Sir,

Paroxysmal nocturnal haemoglobinura (PNH) is an acquired clonal stem cell disorder resulting from a somatic mutation in the haematopoietic stem cell. It is characterized by intravascular haemolysis, cytopenia, frequent infections, bone marrow hypoplasia, and high incidence of life-threatening venous thrombosis.1, 2 There is a report on ocular manifestations of PNH where bilateral papilloedema was described.3

Case report

A 43-year-old man who had experienced blurred vision for 1 week visited our clinic. He had no known systemic disease but his general looking appearance was pale. Best-corrected visual acuity (BCVA) was 20/400 in the right eye, 20/200 in the left eye, and both anterior segments were normal on biomicroscopy. Funduscopy and optical coherence tomography (OCT) revealed bilateral serous retinal detachment with some haemorrhagic dots at posterior pole (Figure 1a, b). Fluorescein angiography showed bilateral multiple pin-pointed choroidal leaking with the pooling of dye at posterior pole (Figure 1c–f). Laboratory examination revealed leucocytosis, anaemia, thrombocytopenia, and reticulocytosis. He was referred to a haematologist. Coombs test was negative and bone marrow biopsy showed moderate granulocytic hypoplasia; PNH flow cytometry was positive. The final diagnosis was PNH and steroid pulse therapy (1 g/day) was started with blood transfusion.

Figure 1
figure 1

Fundus photographs and macular OCTs (a, b) and early (c, d), and late phase (e, f) of fluorescein angiography of the patient. In fundus photographs, there were bilateral subretinal serous fluid at the posterior poles with some haemorrhagic dots at parafoveal area and macular OCTs also revealed bilateral serous retinal detachments (a, b). Fluorescein angiography demonstrated bilateral multiple choroidal leaking point at early phase (c, d) and subretinal accumulation of fluorescein involving fovea at late phase (e, f).

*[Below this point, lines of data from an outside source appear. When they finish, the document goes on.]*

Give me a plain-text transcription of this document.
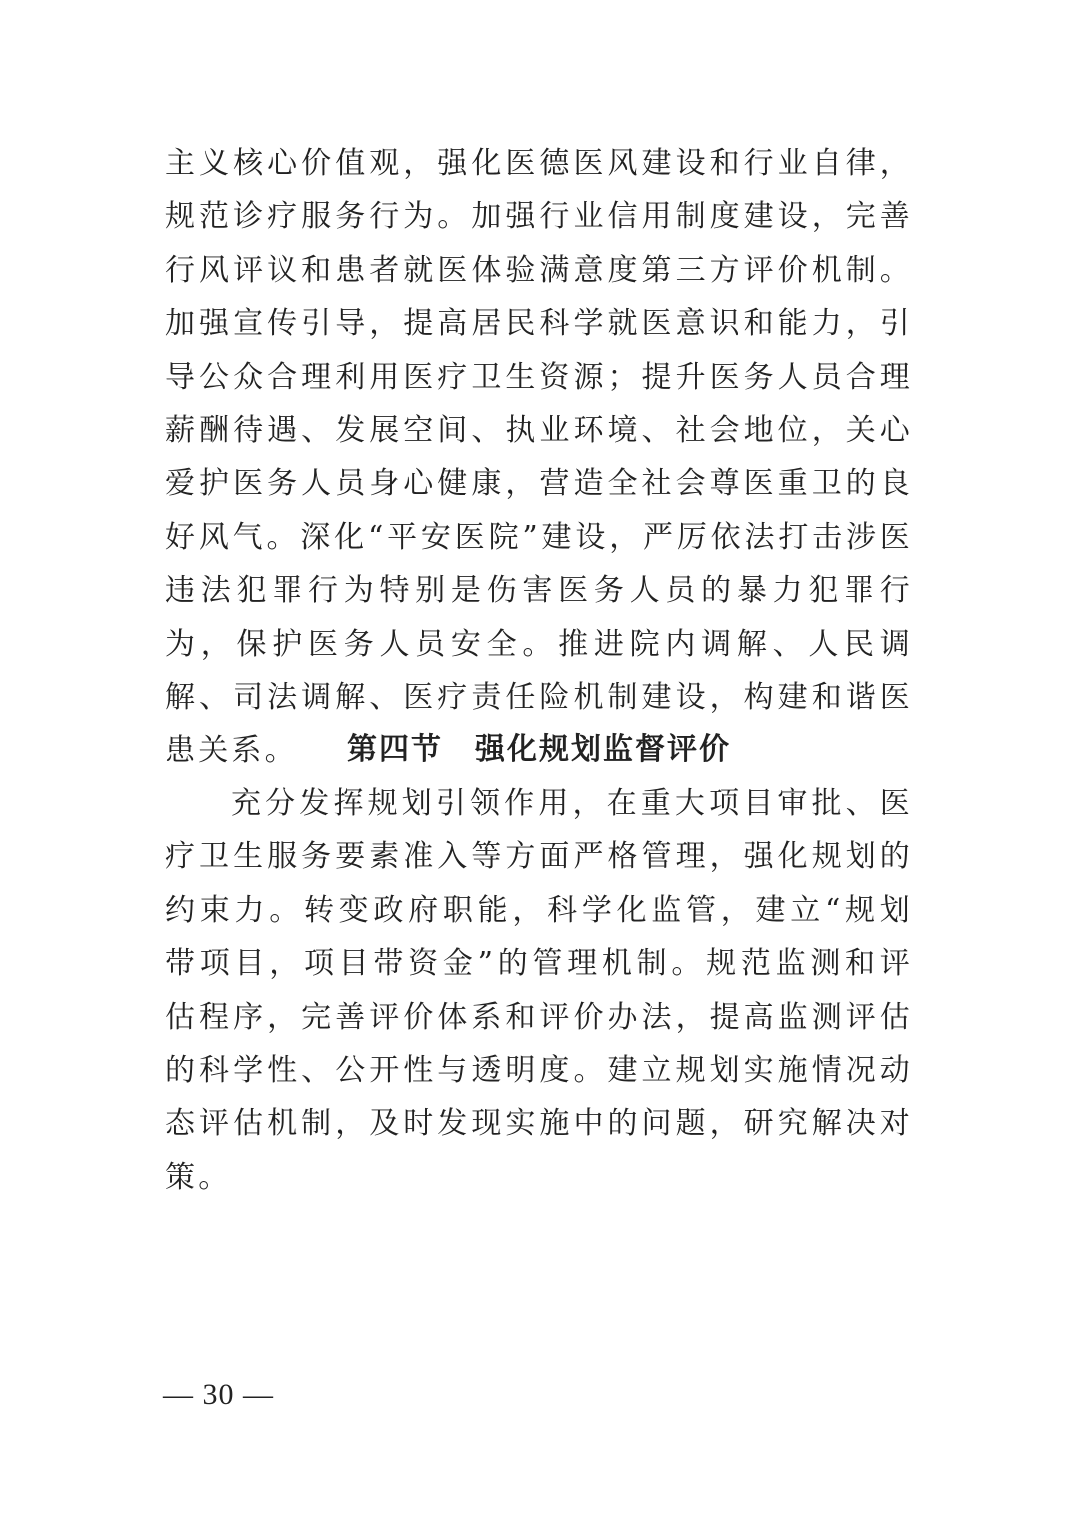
主义核心价值观，强化医德医风建设和行业自律，规范诊疗服务行为。加强行业信用制度建设，完善行风评议和患者就医体验满意度第三方评价机制。加强宣传引导，提高居民科学就医意识和能力，引导公众合理利用医疗卫生资源；提升医务人员合理薪酬待遇、发展空间、执业环境、社会地位，关心爱护医务人员身心健康，营造全社会尊医重卫的良好风气。深化“平安医院”建设，严厉依法打击涉医违法犯罪行为特别是伤害医务人员的暴力犯罪行为，保护医务人员安全。推进院内调解、人民调解、司法调解、医疗责任险机制建设，构建和谐医患关系。	第四节　强化规划监督评价

充分发挥规划引领作用，在重大项目审批、医疗卫生服务要素准入等方面严格管理，强化规划的约束力。转变政府职能，科学化监管，建立“规划带项目，项目带资金”的管理机制。规范监测和评估程序，完善评价体系和评价办法，提高监测评估的科学性、公开性与透明度。建立规划实施情况动态评估机制，及时发现实施中的问题，研究解决对策。

— 30 —
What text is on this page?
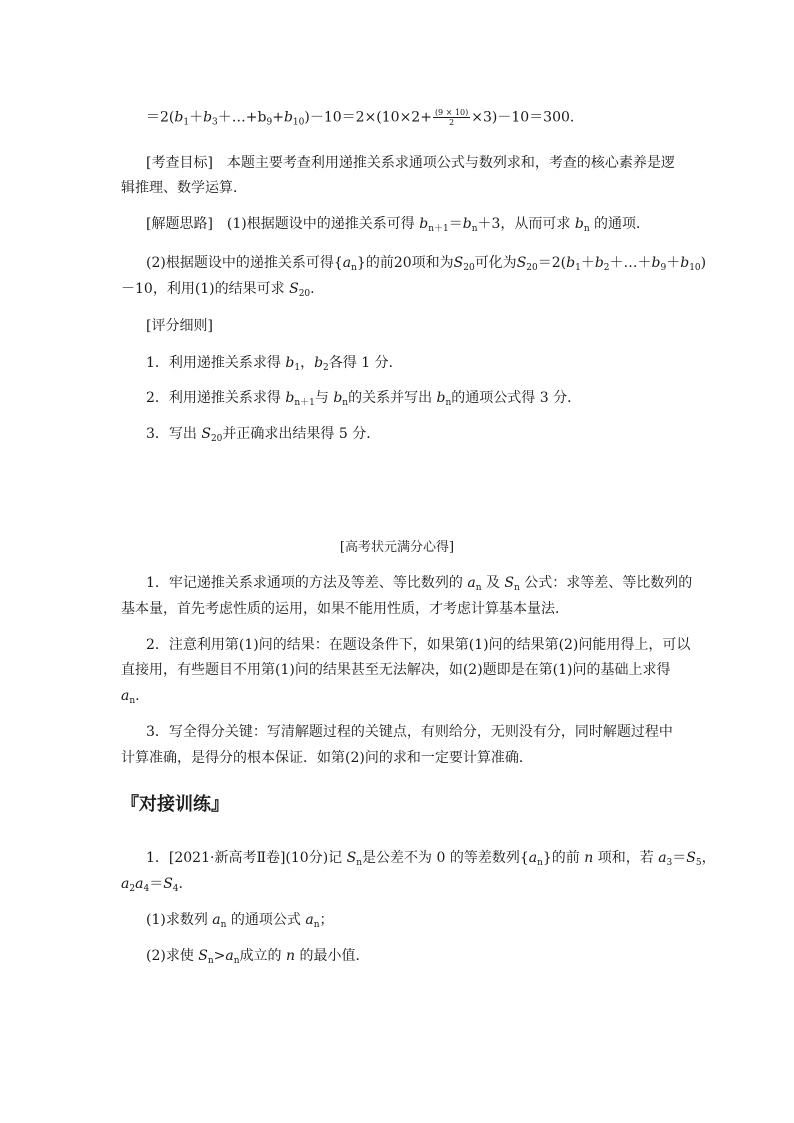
$=2(b_1+b_3+\dots+b_9+b_{10})-10=2\times(10\times 2+ \frac{(9 \times 10)}{2} \times 3)-10=300$.
[考查目标]　本题主要考查利用递推关系求通项公式与数列求和，考查的核心素养是逻
辑推理、数学运算．
[解题思路]　(1)根据题设中的递推关系可得 $b_{n+1}=b_n+3$，从而可求 $b_n$ 的通项．
(2)根据题设中的递推关系可得$\{a_n\}$的前20项和为$S_{20}$可化为$S_{20}=2(b_1+b_2+\dots+b_9+b_{10})$
－10，利用(1)的结果可求 $S_{20}$.
[评分细则]
1．利用递推关系求得 $b_1$，$b_2$各得 1 分．
2．利用递推关系求得 $b_{n+1}$与 $b_n$的关系并写出 $b_n$的通项公式得 3 分．
3．写出 $S_{20}$并正确求出结果得 5 分．
[高考状元满分心得]
1．牢记递推关系求通项的方法及等差、等比数列的 $a_n$ 及 $S_n$ 公式：求等差、等比数列的
基本量，首先考虑性质的运用，如果不能用性质，才考虑计算基本量法．
2．注意利用第(1)问的结果：在题设条件下，如果第(1)问的结果第(2)问能用得上，可以
直接用，有些题目不用第(1)问的结果甚至无法解决，如(2)题即是在第(1)问的基础上求得
$a_n$.
3．写全得分关键：写清解题过程的关键点，有则给分，无则没有分，同时解题过程中
计算准确，是得分的根本保证．如第(2)问的求和一定要计算准确．
『对接训练』
1．[2021·新高考Ⅱ卷](10分)记 $S_n$是公差不为 0 的等差数列$\{a_n\}$的前 n 项和，若 $a_3=S_5$，
$a_2a_4=S_4$.
(1)求数列 $a_n$ 的通项公式 $a_n$；
(2)求使 $S_n>a_n$成立的 n 的最小值．
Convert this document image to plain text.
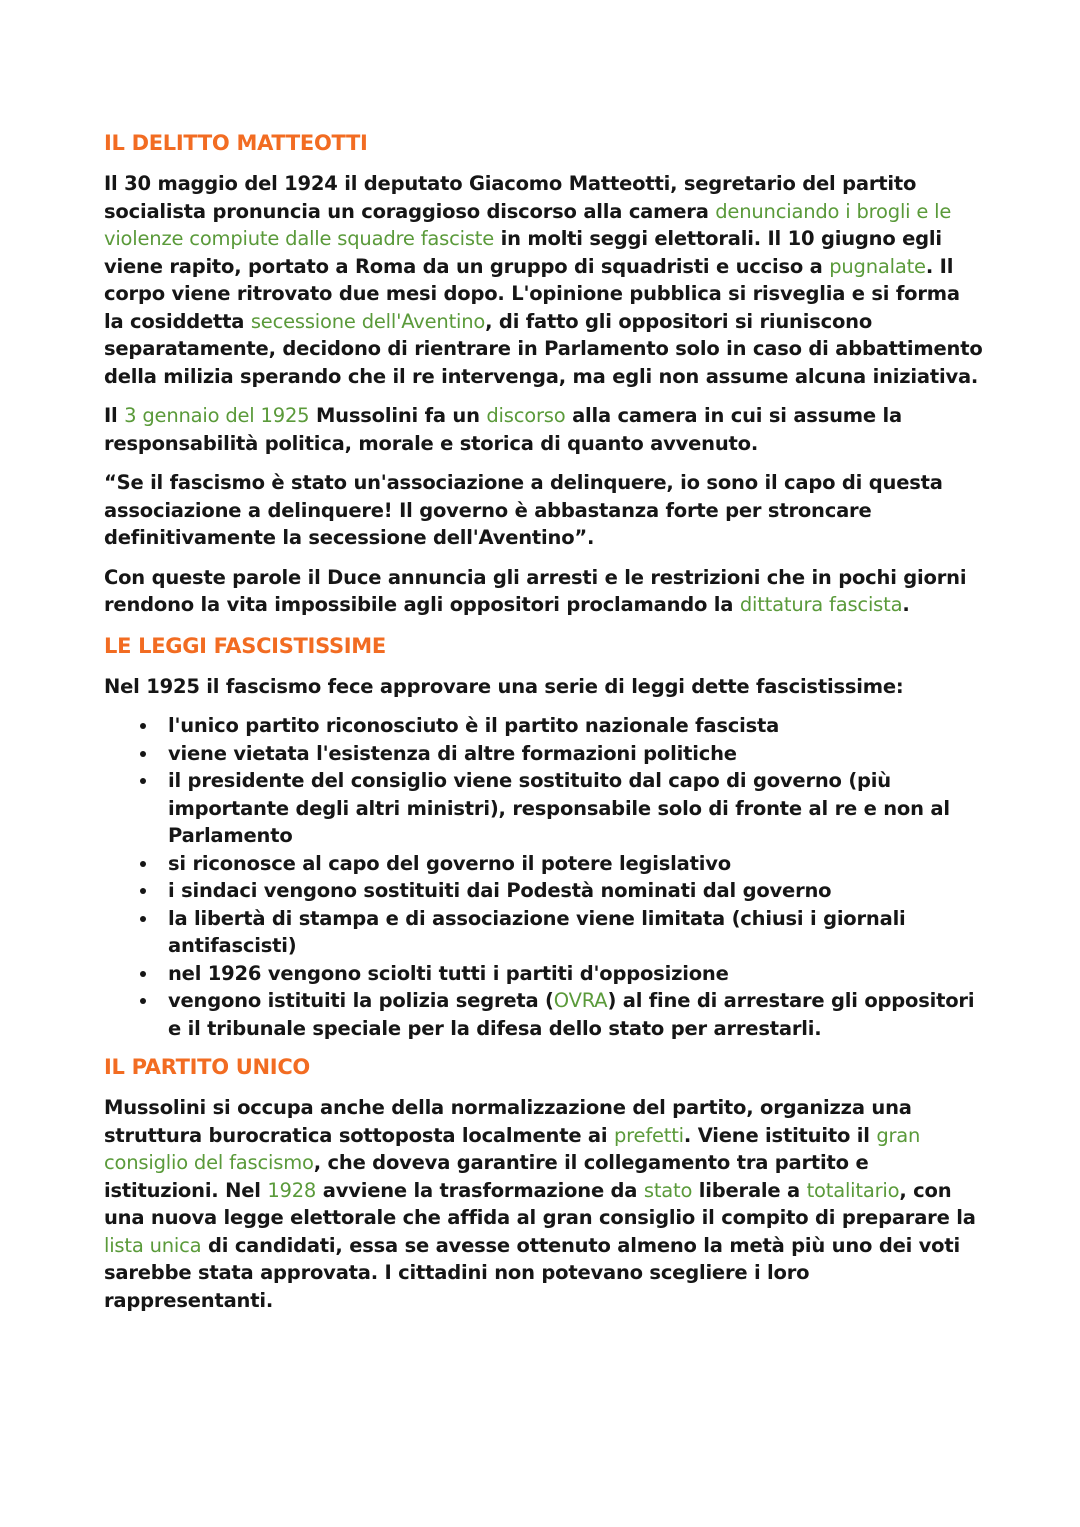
IL DELITTO MATTEOTTI

Il 30 maggio del 1924 il deputato Giacomo Matteotti, segretario del partito socialista pronuncia un coraggioso discorso alla camera denunciando i brogli e le violenze compiute dalle squadre fasciste in molti seggi elettorali. Il 10 giugno egli viene rapito, portato a Roma da un gruppo di squadristi e ucciso a pugnalate. Il corpo viene ritrovato due mesi dopo. L'opinione pubblica si risveglia e si forma la cosiddetta secessione dell'Aventino, di fatto gli oppositori si riuniscono separatamente, decidono di rientrare in Parlamento solo in caso di abbattimento della milizia sperando che il re intervenga, ma egli non assume alcuna iniziativa.

Il 3 gennaio del 1925 Mussolini fa un discorso alla camera in cui si assume la responsabilità politica, morale e storica di quanto avvenuto.

“Se il fascismo è stato un'associazione a delinquere, io sono il capo di questa associazione a delinquere! Il governo è abbastanza forte per stroncare definitivamente la secessione dell'Aventino”.

Con queste parole il Duce annuncia gli arresti e le restrizioni che in pochi giorni rendono la vita impossibile agli oppositori proclamando la dittatura fascista.

LE LEGGI FASCISTISSIME

Nel 1925 il fascismo fece approvare una serie di leggi dette fascistissime:

l'unico partito riconosciuto è il partito nazionale fascista
viene vietata l'esistenza di altre formazioni politiche
il presidente del consiglio viene sostituito dal capo di governo (più importante degli altri ministri), responsabile solo di fronte al re e non al Parlamento
si riconosce al capo del governo il potere legislativo
i sindaci vengono sostituiti dai Podestà nominati dal governo
la libertà di stampa e di associazione viene limitata (chiusi i giornali antifascisti)
nel 1926 vengono sciolti tutti i partiti d'opposizione
vengono istituiti la polizia segreta (OVRA) al fine di arrestare gli oppositori e il tribunale speciale per la difesa dello stato per arrestarli.
IL PARTITO UNICO

Mussolini si occupa anche della normalizzazione del partito, organizza una struttura burocratica sottoposta localmente ai prefetti. Viene istituito il gran consiglio del fascismo, che doveva garantire il collegamento tra partito e istituzioni. Nel 1928 avviene la trasformazione da stato liberale a totalitario, con una nuova legge elettorale che affida al gran consiglio il compito di preparare la lista unica di candidati, essa se avesse ottenuto almeno la metà più uno dei voti sarebbe stata approvata. I cittadini non potevano scegliere i loro rappresentanti.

After 3 days of steroid therapy, his BCVA was 20/25 in the both eyes. The funduscopy, OCT, and fluorescein angiography showed resolution of detachment (Figure 2a, b). He was discharged with tapered dosage of steroid. During the 2-month period of follow-up, there has been no relapse of the subretinal fluid.

Figure 2
figure 2

At 3 weeks after steroid pulse therapy, late-phase fluorescein angiography of the right eye (a) and the left eye (b) of the patient. Late-phase fluorescein angiography showed resolution of serous retinal detachment and fluorescein leakage (a, b).

Comment

We may assume that the cause of serous retinal detachment is from the venous thrombosis that can occur in the choroidal circulation. Prolonged excessive stress on the retinal pigment epithelium (RPE) cells causes impaired function of RPE cells and fluid leakage from choriocapillaries, ultimately pooling fluid into the sub-RPE and subretinal space.4

This case is noteworthy for two reasons. First, the ophthalmologist can be the first medical contact, before systemic symptoms appears in PNH. Had the patient not been checked with laboratory examination in our case, other problems may have ensued. Second, this is the first report of PNH with bilateral serous retinal detachment.